PDA

View Full Version : Feeling low and frustrated



carrie23
20-05-09, 21:15
It's all because of my GP. Ever since I gave birth to my little girl 7 months ago I have been a complete wreck when it comes to thinking about my health and always worrying that there is something wrong with me - mainly fears of cancer. I'm extremely scared of dying and leaving my little girl behind and never being able to see her grow up.

To start with I quite happily went along to my GP for a check up to set my mind at rest, but over the past 3 or 4 months I have been there a fair bit to check things such as a swelling in my breast (which the doc told me wasnt there but was because my hubby confirmed it was), a lump in my throat (again which I was tld wasnt there and was just anxiety),and because I was tired all the time (which they have diagnosed as my thyroid), and every time I visit I feel that the Doc is getting more impatient with me. Now I am worried about the fact I have felt tight in my chest for a few weeks and have a dry cough (Dr. Google of course throws up the C word) and I want to go and see the Doctor but I just feel like a complete timewaster as it was only a few weeks ago that I went and I think that they see me as a "heart sink patient".
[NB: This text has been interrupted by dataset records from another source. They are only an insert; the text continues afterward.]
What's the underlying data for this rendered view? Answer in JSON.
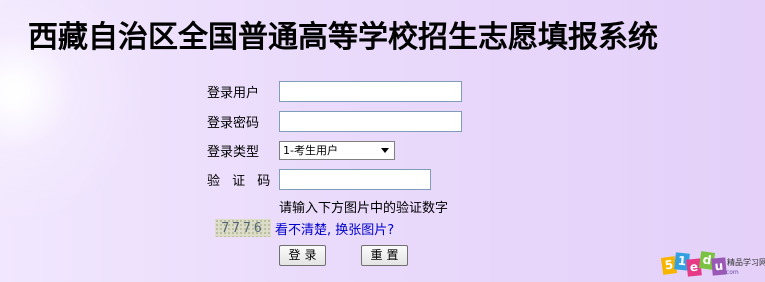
{
  "page": {
    "title": "西藏自治区全国普通高等学校招生志愿填报系统"
  },
  "login_form": {
    "username_label": "登录用户",
    "username_value": "",
    "password_label": "登录密码",
    "password_value": "",
    "type_label": "登录类型",
    "type_selected": "1-考生用户",
    "captcha_label": "验 证 码",
    "captcha_value": "",
    "captcha_hint": "请输入下方图片中的验证数字",
    "captcha_image_text": "7776",
    "refresh_link": "看不清楚, 换张图片?",
    "login_button": "登录",
    "reset_button": "重置"
  },
  "watermark": {
    "letters": [
      "5",
      "1",
      "e",
      "d",
      "u"
    ],
    "letter_colors": [
      "#f7b500",
      "#35a0e0",
      "#e63a86",
      "#7cc242",
      "#9b59b6"
    ],
    "site_text": "精品学习网",
    "domain_suffix": ".com"
  }
}
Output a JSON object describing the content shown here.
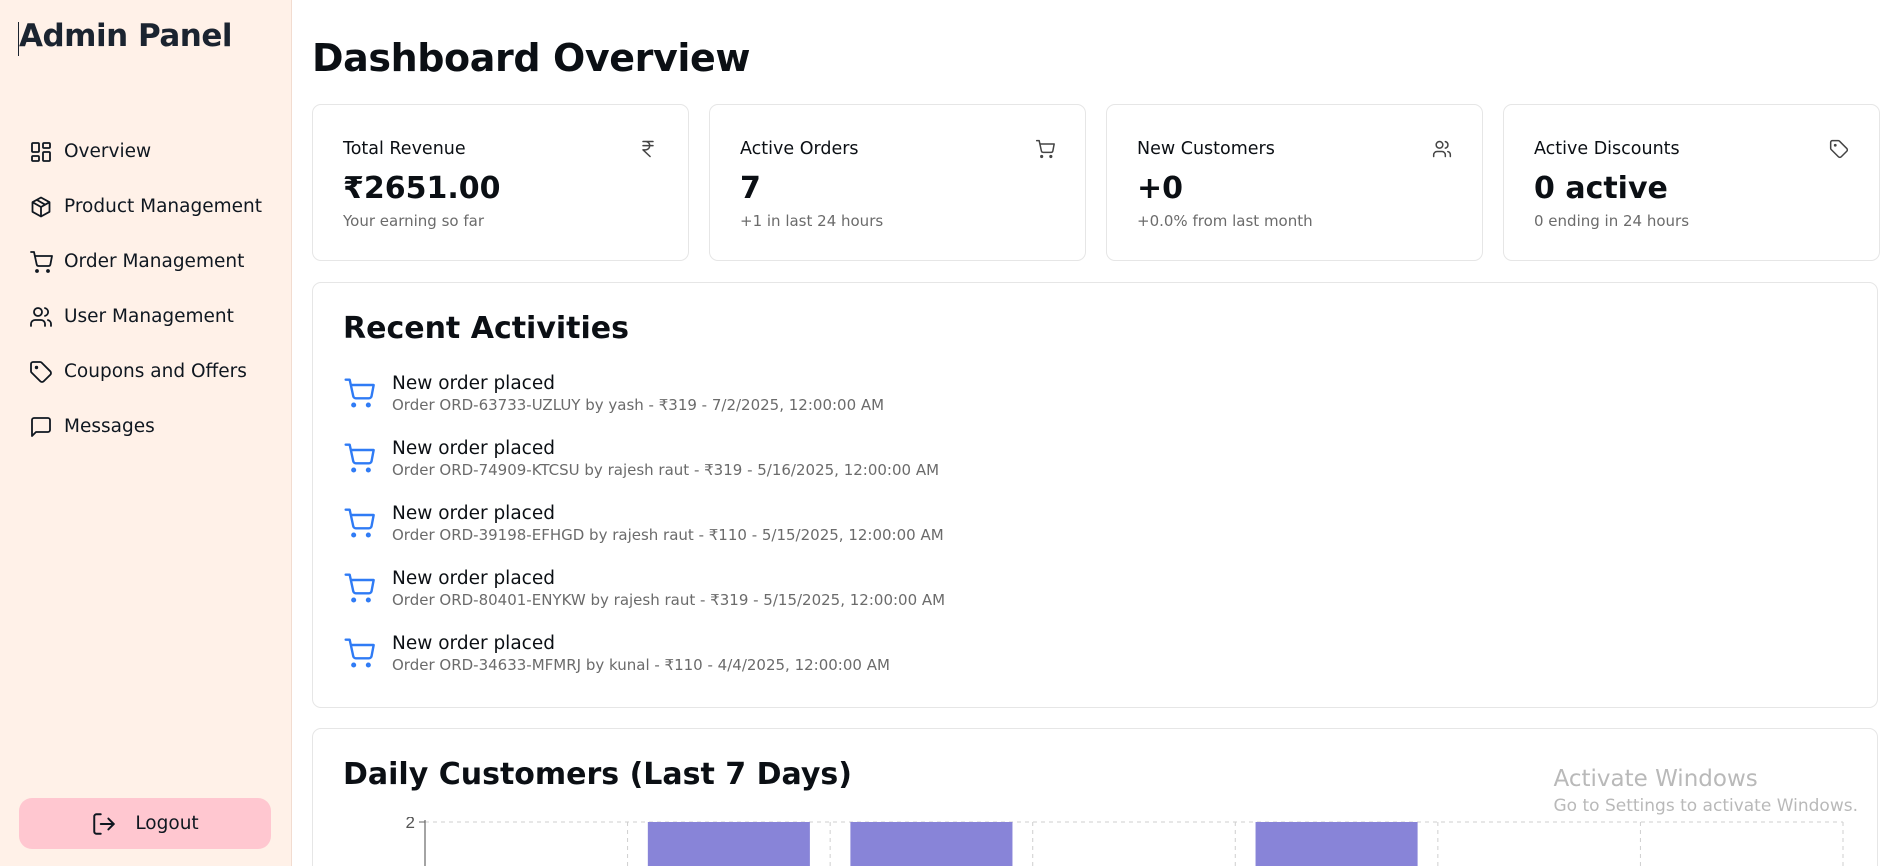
{
  "sidebar": {
    "brand": "Admin Panel",
    "items": [
      {
        "label": "Overview",
        "icon": "grid-icon"
      },
      {
        "label": "Product Management",
        "icon": "package-icon"
      },
      {
        "label": "Order Management",
        "icon": "cart-icon"
      },
      {
        "label": "User Management",
        "icon": "users-icon"
      },
      {
        "label": "Coupons and Offers",
        "icon": "tag-icon"
      },
      {
        "label": "Messages",
        "icon": "message-icon"
      }
    ],
    "logout_label": "Logout"
  },
  "main": {
    "title": "Dashboard Overview",
    "stats": [
      {
        "title": "Total Revenue",
        "value": "₹2651.00",
        "sub": "Your earning so far",
        "icon": "rupee-icon"
      },
      {
        "title": "Active Orders",
        "value": "7",
        "sub": "+1 in last 24 hours",
        "icon": "cart-icon"
      },
      {
        "title": "New Customers",
        "value": "+0",
        "sub": "+0.0% from last month",
        "icon": "users-icon"
      },
      {
        "title": "Active Discounts",
        "value": "0 active",
        "sub": "0 ending in 24 hours",
        "icon": "tag-icon"
      }
    ],
    "recent": {
      "title": "Recent Activities",
      "items": [
        {
          "title": "New order placed",
          "desc": "Order ORD-63733-UZLUY by yash - ₹319 - 7/2/2025, 12:00:00 AM"
        },
        {
          "title": "New order placed",
          "desc": "Order ORD-74909-KTCSU by rajesh raut - ₹319 - 5/16/2025, 12:00:00 AM"
        },
        {
          "title": "New order placed",
          "desc": "Order ORD-39198-EFHGD by rajesh raut - ₹110 - 5/15/2025, 12:00:00 AM"
        },
        {
          "title": "New order placed",
          "desc": "Order ORD-80401-ENYKW by rajesh raut - ₹319 - 5/15/2025, 12:00:00 AM"
        },
        {
          "title": "New order placed",
          "desc": "Order ORD-34633-MFMRJ by kunal - ₹110 - 4/4/2025, 12:00:00 AM"
        }
      ]
    },
    "daily": {
      "title": "Daily Customers (Last 7 Days)"
    }
  },
  "chart_data": {
    "type": "bar",
    "title": "Daily Customers (Last 7 Days)",
    "y_ticks_visible": [
      "2"
    ],
    "values": [
      0,
      2,
      2,
      0,
      2,
      0,
      0
    ],
    "grid": true,
    "bar_color": "#8884d8"
  },
  "watermark": {
    "line1": "Activate Windows",
    "line2": "Go to Settings to activate Windows."
  },
  "colors": {
    "sidebar_bg": "#fff1e8",
    "logout_bg": "#ffc7d0",
    "activity_icon": "#2f7bf5",
    "bar": "#8884d8"
  }
}
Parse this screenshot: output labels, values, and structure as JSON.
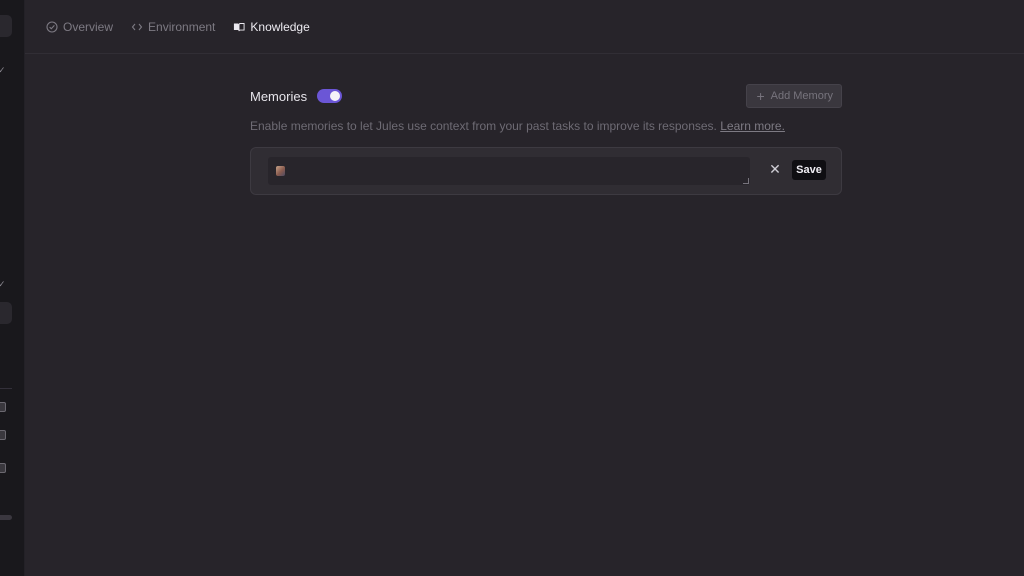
{
  "tabs": [
    {
      "label": "Overview",
      "icon": "check-circle-icon",
      "active": false
    },
    {
      "label": "Environment",
      "icon": "code-icon",
      "active": false
    },
    {
      "label": "Knowledge",
      "icon": "book-icon",
      "active": true
    }
  ],
  "memories": {
    "title": "Memories",
    "enabled": true,
    "add_button_label": "Add Memory",
    "description": "Enable memories to let Jules use context from your past tasks to improve its responses.",
    "link_text": "Learn more.",
    "editor": {
      "value": "",
      "save_label": "Save",
      "close_glyph": "✕"
    }
  },
  "colors": {
    "background": "#27242a",
    "accent": "#6b56d6",
    "sidebar": "#19181c"
  }
}
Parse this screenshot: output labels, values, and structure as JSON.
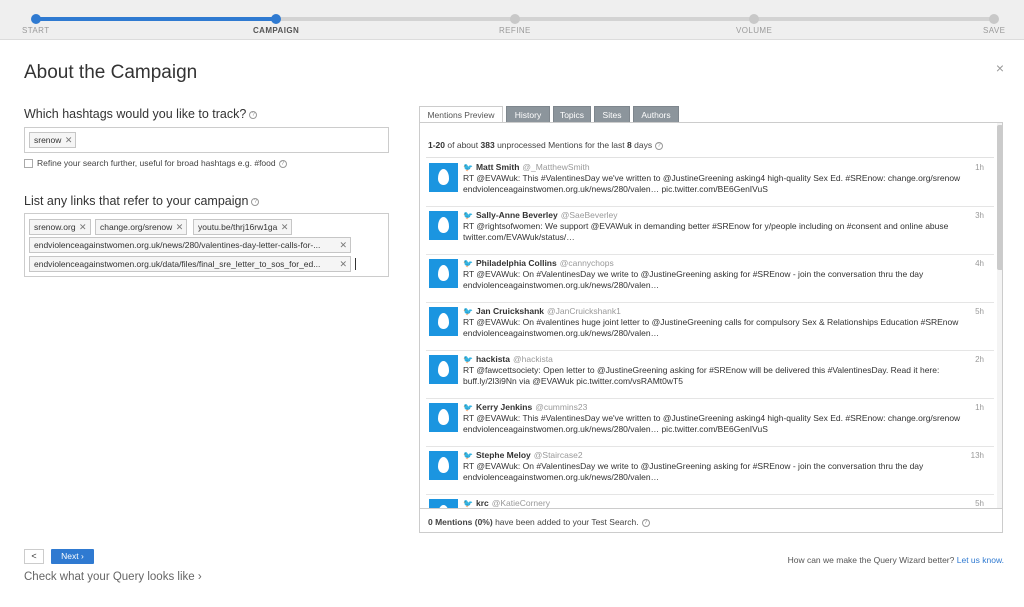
{
  "wizard": {
    "steps": [
      "START",
      "CAMPAIGN",
      "REFINE",
      "VOLUME",
      "SAVE"
    ],
    "active_step": "CAMPAIGN",
    "close_label": "×"
  },
  "page": {
    "title": "About the Campaign",
    "hashtags_label": "Which hashtags would you like to track?",
    "hashtags": [
      "srenow"
    ],
    "refine_label": "Refine your search further, useful for broad hashtags e.g. #food",
    "links_label": "List any links that refer to your campaign",
    "links": [
      "srenow.org",
      "change.org/srenow",
      "youtu.be/thrj16rw1ga",
      "endviolenceagainstwomen.org.uk/news/280/valentines-day-letter-calls-for-...",
      "endviolenceagainstwomen.org.uk/data/files/final_sre_letter_to_sos_for_ed..."
    ],
    "back_label": "<",
    "next_label": "Next ›",
    "check_query_label": "Check what your Query looks like ›",
    "feedback_text": "How can we make the Query Wizard better?",
    "feedback_link": "Let us know."
  },
  "preview": {
    "tabs": [
      "Mentions Preview",
      "History",
      "Topics",
      "Sites",
      "Authors"
    ],
    "active_tab": "Mentions Preview",
    "summary_range": "1-20",
    "summary_mid": "of about",
    "summary_count": "383",
    "summary_mid2": "unprocessed Mentions for the last",
    "summary_days": "8",
    "summary_end": "days",
    "footer_bold": "0 Mentions (0%)",
    "footer_text": "have been added to your Test Search.",
    "mentions": [
      {
        "name": "Matt Smith",
        "handle": "@_MatthewSmith",
        "time": "1h",
        "text": "RT @EVAWuk: This #ValentinesDay we've written to @JustineGreening asking4 high-quality Sex Ed. #SREnow: change.org/srenow endviolenceagainstwomen.org.uk/news/280/valen… pic.twitter.com/BE6GenIVuS"
      },
      {
        "name": "Sally-Anne Beverley",
        "handle": "@SaeBeverley",
        "time": "3h",
        "text": "RT @rightsofwomen: We support @EVAWuk in demanding better #SREnow for y/people including on #consent and online abuse twitter.com/EVAWuk/status/…"
      },
      {
        "name": "Philadelphia Collins",
        "handle": "@cannychops",
        "time": "4h",
        "text": "RT @EVAWuk: On #ValentinesDay we write to @JustineGreening asking for #SREnow - join the conversation thru the day endviolenceagainstwomen.org.uk/news/280/valen…"
      },
      {
        "name": "Jan Cruickshank",
        "handle": "@JanCruickshank1",
        "time": "5h",
        "text": "RT @EVAWuk: On #valentines huge joint letter to @JustineGreening calls for compulsory Sex & Relationships Education #SREnow endviolenceagainstwomen.org.uk/news/280/valen…"
      },
      {
        "name": "hackista",
        "handle": "@hackista",
        "time": "2h",
        "text": "RT @fawcettsociety: Open letter to @JustineGreening asking for #SREnow will be delivered this #ValentinesDay. Read it here: buff.ly/2l3i9Nn via @EVAWuk pic.twitter.com/vsRAMt0wT5"
      },
      {
        "name": "Kerry Jenkins",
        "handle": "@cummins23",
        "time": "1h",
        "text": "RT @EVAWuk: This #ValentinesDay we've written to @JustineGreening asking4 high-quality Sex Ed. #SREnow: change.org/srenow endviolenceagainstwomen.org.uk/news/280/valen… pic.twitter.com/BE6GenIVuS"
      },
      {
        "name": "Stephe Meloy",
        "handle": "@Staircase2",
        "time": "13h",
        "text": "RT @EVAWuk: On #ValentinesDay we write to @JustineGreening asking for #SREnow - join the conversation thru the day endviolenceagainstwomen.org.uk/news/280/valen…"
      },
      {
        "name": "krc",
        "handle": "@KatieCornery",
        "time": "5h",
        "text": ""
      }
    ]
  }
}
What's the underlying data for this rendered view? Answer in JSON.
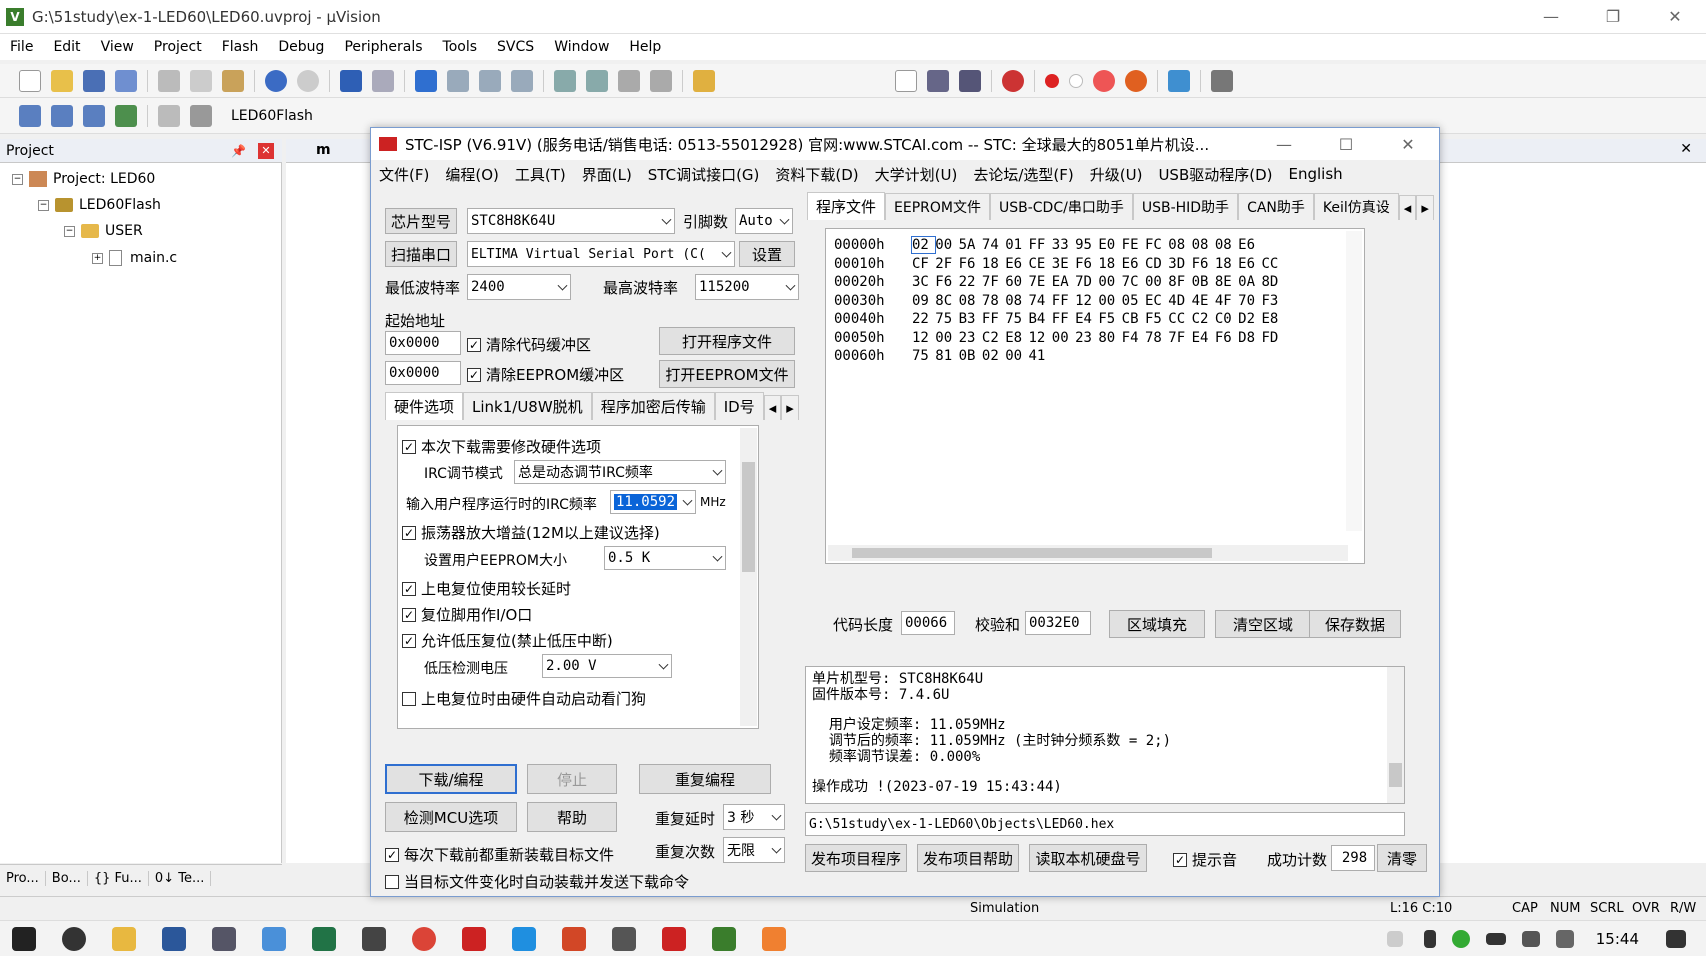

Does anyone else feel this way with their GP? I honestly don't know what to do. This fear of the C word is ruining my life at the moment but I really want to put my mind at rest WITHOUT feeling guilty for wasting the Docs time.

robelros
20-05-09, 21:25
hey there carrie. i'm so sorry to hear about all of your issues. i know how you feel - i have a major C word (not saying it) phobia. it has taken over my life on and off for a while, so i can definitely empathize. and ironically, i have been having the same symptoms (chest tightness/slight pain and a cough) for about a week or so! people have been telling me the chest stuff is anxiety (of course), though i'm not quite sure about the cough. my biggest fear is that i have a cancer somewhere else (lung cancer is highly unlikely - i'm 27 and have never smoked), that has spread to my lungs. anyway, i was thinking about going to teh doctor if this doesn't let up, and i think you should just go and ask him for a chest x-ray. it will really make you feel better, i think, to have that done - hopefully/assumedly the results would be just fine and you can carry on with your life. i should probably take my own advice! honestly, i know it can be a little embarrassing/intimidating to constantly be going to the doctor and you feel like a nuisance, but you have to be your own advocate. and if he doesn't understand, maybe it's time to switch doctors?? best of luck and please keep us posted!

carrie23
20-05-09, 21:29
Yeah my mum says no matter how much I go I should just go because my National Insurance is paying their wages so I'm paying for the service!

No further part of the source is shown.